At least 82 people were killed on Saturday in Myanmar in crackdown on anti-coup protesters in a city in southern Myanmar, a sign that military forces are willing to use violence to quell Organized armed protest was growing over their rule.
The killings came as security forces tried to crush persistent resistance in Bago, a city about 100 kilometers south of the commercial capital Yangon. Based on some reports, the soldiers deployed weapons such as rocket launchers to clean up obstacles erected by protesters, they then piled up the corpses on the grounds of a Buddhist temple.
To its extent, the bloodshed in Bago was second only to the events of March 14, which saw the murder more than 100 protesters and bystanders by security forces in Yangon, and on March 27, where witnessed increased to 120. The number 82 is set up by the Association to Support Political Prisoners (AAPP), a civil society group that has announced daily numbers of people killed, detained and convicted since the beginning of the crisis. political panic. On Sunday, the AAPP said at least 706 protesters and bystanders have now been killed by security forces since the military took over on 1 February.
Based on Relevant pressThe assault on Bago was the military’s third attempt this past week that involved the use of mass force to try to crush organized opposition factions, including cases of armed protest. increasing.
Some of the strongest and most persistent resistance was witnessed in the Sagaing Region in northern Myanmar. According to the indispensable Frontier Myanmar, there are many incidents reported since the beginning of the month, including a police strike officer, who reported was killed His five comrades before being shot down in Tamu Town, and a separate grenade attack claimed the lives of 4 soldiers, also in Tamu.
On Saturday, Myanmar Now bring a report that locals in Tamu ambushed the army’s armed forces with homemade shotguns as they entered town to suppress Saturday’s protests. Residents said at least three soldiers and one local resident were killed in the incident.
In the Sagaing Regional Town of Kalay, activists claiming to be the Kalay Civil Army reported construction barrier all over the city streets and equip yourself with rudimentary shotguns. According to Frontier, protesters in Kalay last week even tried to get the security forces to agree prisoner exchange, releasing nine civilians in exchange for seven police officers arrested by the residents.
In response, there have been widespread allegations that security forces have graduated to Use heavy weapons in Sagaing and elsewhere, including rocket-launched grenades to disperse protesters.

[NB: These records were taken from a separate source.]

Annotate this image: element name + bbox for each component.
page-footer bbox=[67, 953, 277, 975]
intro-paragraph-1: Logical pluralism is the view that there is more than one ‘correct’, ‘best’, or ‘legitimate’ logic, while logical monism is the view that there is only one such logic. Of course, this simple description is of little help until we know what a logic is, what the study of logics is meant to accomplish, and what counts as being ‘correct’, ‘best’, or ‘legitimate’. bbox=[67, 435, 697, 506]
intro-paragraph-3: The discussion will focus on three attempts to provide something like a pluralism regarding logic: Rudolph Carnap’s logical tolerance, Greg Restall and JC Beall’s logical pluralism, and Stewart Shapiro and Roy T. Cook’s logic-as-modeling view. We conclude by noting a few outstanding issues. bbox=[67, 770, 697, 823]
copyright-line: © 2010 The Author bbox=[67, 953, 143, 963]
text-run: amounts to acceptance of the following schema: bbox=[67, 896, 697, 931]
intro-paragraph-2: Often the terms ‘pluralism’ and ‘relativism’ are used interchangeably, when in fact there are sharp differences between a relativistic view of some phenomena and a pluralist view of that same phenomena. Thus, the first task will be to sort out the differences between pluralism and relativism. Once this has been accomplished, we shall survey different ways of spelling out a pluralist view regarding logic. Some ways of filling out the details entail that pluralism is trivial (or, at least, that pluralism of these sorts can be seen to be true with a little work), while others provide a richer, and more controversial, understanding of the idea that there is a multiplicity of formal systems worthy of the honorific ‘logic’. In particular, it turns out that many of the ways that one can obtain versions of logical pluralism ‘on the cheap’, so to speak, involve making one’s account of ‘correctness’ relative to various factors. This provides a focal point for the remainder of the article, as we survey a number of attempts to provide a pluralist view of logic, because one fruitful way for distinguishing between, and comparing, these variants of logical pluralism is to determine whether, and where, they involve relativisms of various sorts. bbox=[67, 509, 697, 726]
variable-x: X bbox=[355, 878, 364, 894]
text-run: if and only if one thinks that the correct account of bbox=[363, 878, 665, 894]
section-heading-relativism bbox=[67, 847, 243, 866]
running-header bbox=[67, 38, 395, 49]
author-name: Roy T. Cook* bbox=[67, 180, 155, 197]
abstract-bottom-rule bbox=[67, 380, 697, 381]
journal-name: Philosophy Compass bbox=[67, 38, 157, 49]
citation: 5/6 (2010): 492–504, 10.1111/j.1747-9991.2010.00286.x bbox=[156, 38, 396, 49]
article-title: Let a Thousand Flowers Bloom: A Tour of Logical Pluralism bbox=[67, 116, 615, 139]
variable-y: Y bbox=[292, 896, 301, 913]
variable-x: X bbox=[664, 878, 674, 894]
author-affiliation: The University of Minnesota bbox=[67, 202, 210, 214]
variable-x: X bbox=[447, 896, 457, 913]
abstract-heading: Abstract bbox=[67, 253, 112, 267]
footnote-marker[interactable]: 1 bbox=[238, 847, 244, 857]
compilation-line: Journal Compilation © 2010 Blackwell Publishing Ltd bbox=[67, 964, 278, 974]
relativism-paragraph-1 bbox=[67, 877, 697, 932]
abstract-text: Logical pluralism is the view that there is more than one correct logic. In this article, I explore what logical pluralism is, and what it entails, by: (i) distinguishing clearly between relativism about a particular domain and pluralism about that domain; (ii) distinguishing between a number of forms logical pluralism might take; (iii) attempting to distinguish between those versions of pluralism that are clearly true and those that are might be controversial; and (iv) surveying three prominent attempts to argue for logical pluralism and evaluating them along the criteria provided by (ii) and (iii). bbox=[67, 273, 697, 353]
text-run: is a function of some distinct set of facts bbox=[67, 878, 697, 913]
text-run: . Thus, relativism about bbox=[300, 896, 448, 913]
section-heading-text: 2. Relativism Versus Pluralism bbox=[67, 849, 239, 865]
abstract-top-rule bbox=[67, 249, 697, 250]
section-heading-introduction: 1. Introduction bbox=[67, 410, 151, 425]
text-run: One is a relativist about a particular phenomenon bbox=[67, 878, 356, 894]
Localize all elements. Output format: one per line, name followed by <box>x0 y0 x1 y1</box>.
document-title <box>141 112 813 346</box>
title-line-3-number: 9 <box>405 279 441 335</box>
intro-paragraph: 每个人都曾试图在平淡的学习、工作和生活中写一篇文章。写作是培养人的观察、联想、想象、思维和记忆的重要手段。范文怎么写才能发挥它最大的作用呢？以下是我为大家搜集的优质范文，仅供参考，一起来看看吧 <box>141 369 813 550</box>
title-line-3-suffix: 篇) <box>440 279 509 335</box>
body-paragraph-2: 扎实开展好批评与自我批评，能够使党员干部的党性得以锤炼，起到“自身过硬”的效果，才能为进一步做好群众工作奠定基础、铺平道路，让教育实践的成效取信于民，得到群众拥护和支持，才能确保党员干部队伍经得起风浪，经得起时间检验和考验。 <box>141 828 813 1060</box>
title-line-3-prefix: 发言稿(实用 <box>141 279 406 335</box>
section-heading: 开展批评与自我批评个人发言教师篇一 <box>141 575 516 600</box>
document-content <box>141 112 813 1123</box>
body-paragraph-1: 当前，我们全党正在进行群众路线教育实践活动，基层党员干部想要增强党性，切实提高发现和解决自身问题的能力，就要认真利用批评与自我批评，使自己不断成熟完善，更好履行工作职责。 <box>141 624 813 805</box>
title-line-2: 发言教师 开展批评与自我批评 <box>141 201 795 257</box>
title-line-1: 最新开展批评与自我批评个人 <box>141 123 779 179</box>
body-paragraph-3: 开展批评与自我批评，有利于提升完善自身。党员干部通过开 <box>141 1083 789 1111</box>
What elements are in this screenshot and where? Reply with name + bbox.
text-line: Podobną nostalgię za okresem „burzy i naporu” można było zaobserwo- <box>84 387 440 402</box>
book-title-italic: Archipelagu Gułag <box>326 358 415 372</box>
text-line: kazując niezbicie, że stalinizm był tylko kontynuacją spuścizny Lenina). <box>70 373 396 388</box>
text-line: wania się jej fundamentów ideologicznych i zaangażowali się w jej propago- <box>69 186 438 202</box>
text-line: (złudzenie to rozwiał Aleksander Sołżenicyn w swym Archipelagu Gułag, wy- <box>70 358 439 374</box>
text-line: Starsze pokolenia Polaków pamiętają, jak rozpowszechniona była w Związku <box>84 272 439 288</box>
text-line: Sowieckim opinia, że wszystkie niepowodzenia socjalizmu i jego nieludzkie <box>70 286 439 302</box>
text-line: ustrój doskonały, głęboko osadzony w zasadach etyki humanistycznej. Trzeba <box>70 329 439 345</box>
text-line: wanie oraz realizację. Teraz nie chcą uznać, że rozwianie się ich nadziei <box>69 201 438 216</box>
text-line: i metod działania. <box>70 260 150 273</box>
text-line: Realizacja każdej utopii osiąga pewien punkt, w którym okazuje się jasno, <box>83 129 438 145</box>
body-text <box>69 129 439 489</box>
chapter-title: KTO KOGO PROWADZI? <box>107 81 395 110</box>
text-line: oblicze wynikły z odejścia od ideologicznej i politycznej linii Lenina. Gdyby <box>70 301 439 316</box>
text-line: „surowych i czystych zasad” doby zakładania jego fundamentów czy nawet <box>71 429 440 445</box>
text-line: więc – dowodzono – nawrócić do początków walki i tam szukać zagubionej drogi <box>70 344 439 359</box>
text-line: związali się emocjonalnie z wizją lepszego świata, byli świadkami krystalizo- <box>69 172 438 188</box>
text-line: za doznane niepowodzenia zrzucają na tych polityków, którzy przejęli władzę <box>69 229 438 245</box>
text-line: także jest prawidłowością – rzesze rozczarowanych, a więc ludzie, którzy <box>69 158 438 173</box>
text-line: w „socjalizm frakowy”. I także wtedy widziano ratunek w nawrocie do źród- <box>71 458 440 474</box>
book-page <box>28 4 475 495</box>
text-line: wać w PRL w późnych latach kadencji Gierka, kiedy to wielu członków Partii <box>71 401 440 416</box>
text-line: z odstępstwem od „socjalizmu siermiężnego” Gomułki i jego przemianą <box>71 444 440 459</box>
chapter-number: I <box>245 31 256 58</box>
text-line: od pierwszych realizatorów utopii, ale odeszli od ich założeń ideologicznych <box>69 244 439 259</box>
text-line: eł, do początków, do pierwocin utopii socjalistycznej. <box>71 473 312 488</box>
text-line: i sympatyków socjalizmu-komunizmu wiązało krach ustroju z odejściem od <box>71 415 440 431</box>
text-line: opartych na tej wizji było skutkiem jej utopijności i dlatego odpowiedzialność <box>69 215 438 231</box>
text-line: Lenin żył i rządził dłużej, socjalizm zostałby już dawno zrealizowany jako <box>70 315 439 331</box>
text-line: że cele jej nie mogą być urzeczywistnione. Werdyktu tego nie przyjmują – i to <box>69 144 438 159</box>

While confirmation is difficult, due to constant power outages on the internet in many areas of Myanmar, images have appeared on social media showing images of missile grenades and shrapnel. mortar.
The growing unstable political situation that emerged from the military’s perceived unreasonable coup has helped propel Myanmar’s economy closer to total collapse.
At the beginning of the month, Fitch Solutions, an affiliate of the global rating agency Fitch Ratings, revised its forecast for the fiscal year through September, it released a brief report predicting that Myanmar’s economy would shrink by a staggering 20 percent, compared with the previous forecast of the coup of 2 percent growth. Even then, it said, in the context of security forces suppressing civilians and battling ethnic armed groups, the risk to the revised forecast of the 20% decline “is still heavy. on the downside ”.
“We believe that increased social unrest in the country will paralyze all aspects of gross domestic product by expenditure,” Fitch said at the press conference. “There is no worst case for the economy that we can rule out.”
In its most recent economic forecast, the World Bank guess economic decline 10% by 2021. “The economy will collapse, destroying the lives of millions”, writer and historian Thant Myint-U told Bloomberg. Whichever direction the political situation evolves, he added, “Myanmar will not be able to recover for many more years”.
The bad economic situation partly reflects the effects of COVID-19 on the economy, and partly a conscious strategy of the Civil Disobedience Movement to tighten the military government by appealing to calling out to non-working public servants and private sector employees.
However, while the economy and much of the government were stagnant, the government still had a lifeline in the form of control over the country’s natural resources, including gas fields and mines of jade, precious stones and teak.
An indication of its importance was evident on Saturday, when Nikkei Asia reports a 10-day auction of gems, sapphires and pearls in the capital Naypyidaw brought the military government tens of millions of dollars in revenue. The report, citing Myanmar state media, said revenue from the sale of gems, pearls and sapphires in the auction reached millions of dollars per day, with jade sales alone. reported up to $ 6.4 million on Thursday.
The auction reportedly took place when the US Treasury Department added a Burmese state-operated jade supplier to its financial blacklist. The Biden administration has also blacklisted three military-related gem companies, as well tentacles controlled two military corporations Myanmar Economic Holdings Limited and Myanmar Economic Corporation – are heavily involved in the extraction and trading of natural resources, as well as almost every other field Myanmar’s economy.
The latest sanctions mark an increase in the US government’s pressure on the military, but armed with abundant natural resources, it is still uncertain when – or even if – these sanctions will begin to change the army’s calculations.